Healthcare, without a doubt, has been in the center of social and political debates for many years. Often these discussions are about new healthcare proposals and policies, but there is an aspect of healthcare which is not brought up as frequently: the racial disparities.

Over the last couple decades, study after study has shown that “racial and ethnic minorities are prone to poorer quality health care than white Americans, even when factors such as insurance status are controlled”(1). Poor quality healthcare can be a various number of things. Perhaps a patient doesn’t receive medication when they should, or a transplant, or the optimal treatment for cancer or AIDS. Perhaps a patient feels uncomfortable with their doctor, and doesn’t express their issues due to this.
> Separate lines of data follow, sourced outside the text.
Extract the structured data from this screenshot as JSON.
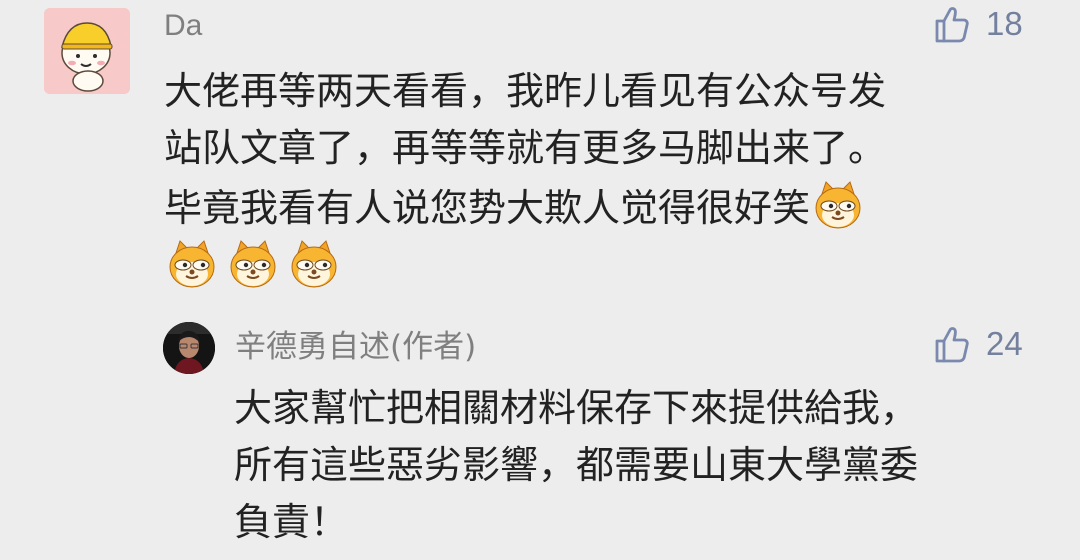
{
  "comment": {
    "author": "Da",
    "like_count": "18",
    "text_lines": [
      "大佬再等两天看看，我昨儿看见有公众号发",
      "站队文章了，再等等就有更多马脚出来了。",
      "毕竟我看有人说您势大欺人觉得很好笑"
    ],
    "emoji_name": "doge-emoji",
    "emoji_count": 4
  },
  "reply": {
    "author": "辛德勇自述(作者)",
    "like_count": "24",
    "text_lines": [
      "大家幫忙把相關材料保存下來提供給我，",
      "所有這些惡劣影響，都需要山東大學黨委",
      "負責！"
    ]
  },
  "colors": {
    "background": "#ededed",
    "text": "#222222",
    "meta_text": "#7f7f7f",
    "like_accent": "#7a89ad"
  }
}
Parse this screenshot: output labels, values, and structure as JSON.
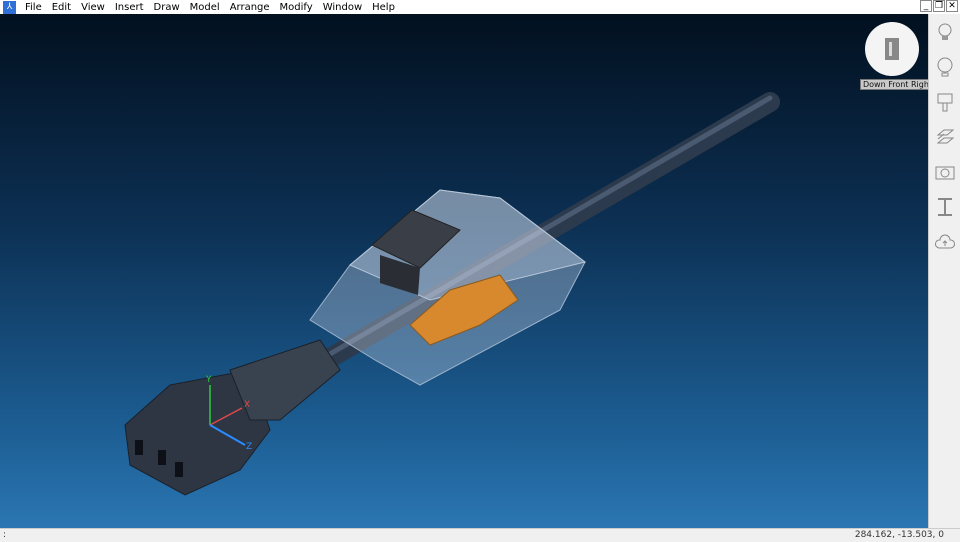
{
  "menubar": {
    "items": [
      "File",
      "Edit",
      "View",
      "Insert",
      "Draw",
      "Model",
      "Arrange",
      "Modify",
      "Window",
      "Help"
    ]
  },
  "window_controls": {
    "minimize": "_",
    "restore": "❐",
    "close": "✕"
  },
  "viewport": {
    "view_label": "Down Front Right",
    "axes": {
      "x": "X",
      "y": "Y",
      "z": "Z"
    }
  },
  "right_panel": {
    "icons": [
      "lightbulb-icon",
      "balloon-icon",
      "paint-brush-icon",
      "layers-icon",
      "camera-icon",
      "i-beam-icon",
      "cloud-upload-icon"
    ]
  },
  "statusbar": {
    "command": ":",
    "coordinates": "284.162, -13.503, 0"
  },
  "colors": {
    "accent": "#2f6fd6",
    "orange": "#d8892e"
  }
}
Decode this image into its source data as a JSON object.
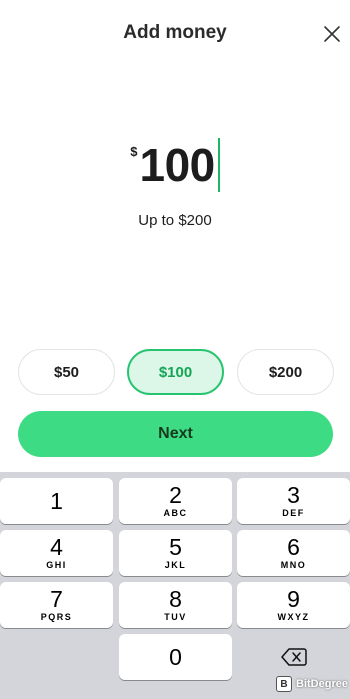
{
  "header": {
    "title": "Add money",
    "close_icon": "close-icon"
  },
  "amount": {
    "currency_symbol": "$",
    "value": "100",
    "limit_text": "Up to $200"
  },
  "presets": [
    {
      "label": "$50",
      "selected": false
    },
    {
      "label": "$100",
      "selected": true
    },
    {
      "label": "$200",
      "selected": false
    }
  ],
  "next_button": {
    "label": "Next"
  },
  "keypad": {
    "keys": [
      {
        "num": "1",
        "letters": ""
      },
      {
        "num": "2",
        "letters": "ABC"
      },
      {
        "num": "3",
        "letters": "DEF"
      },
      {
        "num": "4",
        "letters": "GHI"
      },
      {
        "num": "5",
        "letters": "JKL"
      },
      {
        "num": "6",
        "letters": "MNO"
      },
      {
        "num": "7",
        "letters": "PQRS"
      },
      {
        "num": "8",
        "letters": "TUV"
      },
      {
        "num": "9",
        "letters": "WXYZ"
      },
      {
        "num": "0",
        "letters": ""
      }
    ],
    "backspace_icon": "backspace-icon"
  },
  "watermark": {
    "text": "BitDegree"
  },
  "colors": {
    "accent": "#3ddc84",
    "selected_bg": "#dcf7e8",
    "selected_border": "#27c46f",
    "keyboard_bg": "#d3d5da"
  }
}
A significant cause for some of these discriminatory practices is the preconceived notion that people of color, especially black people, feel pain at a lesser level than white people. This illogical conclusion was made throughout multiple centuries to justify imperialism, colonialism, and slavery. Racist scientists and slave owners alike believed there were fundamental biological differences between the white and black races, and beliefs like this were the basis of Social Darwinism as well. It seems as though a large portion of the population has yet to unlearn these illogical conclusions. An online sample of a study done in 2016 by the University of Virginia showed that an alarming 20% of the subjects believed that black people had less sensitive nerve endings than white people. Even more concerning was that 58% of the subjects believed that black people had thicker skin than whites (3). Though these people may not have held any explicitly racist beliefs, it is clear that certain biases still exist.

Overall, it may not seem all too detrimental that the general public has the aforementioned biases. While concerning, these people are not involved in healthcare… right? Unfortunately, when the same study was conducted on medical students, there were similar trends. Although they were at a lower percentage, these medical students still had false beliefs about some biological aspects of black people. Accompanied by another study where these medical students were asked to assess pain, and were given the information of whether these hypothetical patients were black or white, it was shown that the medical student who held these false beliefs also tended to under-assess the pain of black people. This is clearly harmful since a black person may not receive a strong enough treatment if their doctor does not assess their pain accurately. This trend can also be seen for indigenous and hispanic minority groups, a sentiment once again holding racial prejudice at its core.

It is important to note that these discriminatory practices are independent of controlled variables such as insurance. There are inequities between access to healthcare and health insurance, but the discrepancies between treatment for white patients and patients of color adds yet another layer of obstacles for non-white people to overcome.

Of course, it is incredibly important to address these beliefs in an individuals education, and refute them. However, it is even more important to ensure that there is diversity in the healthcare workforce. Providing access to minorities for an education which can support the rigor of the medical field along with financial support is crucial to removing these racial inequalities in healthcare. Despite making up nearly 14% of the US population, only about 5% of people practicing medicine of some sort are black. Similarly, 0.1% of those in the medical field are Native American, compared to the US population of 1.5%(5). Increasing diversity adds new perspectives to medicine and healthcare, as well as a more welcoming environment for people of color. Healthcare is a human right, the right to “life” is written in the U.S. constitution, and everyone should receive proper care accordingly.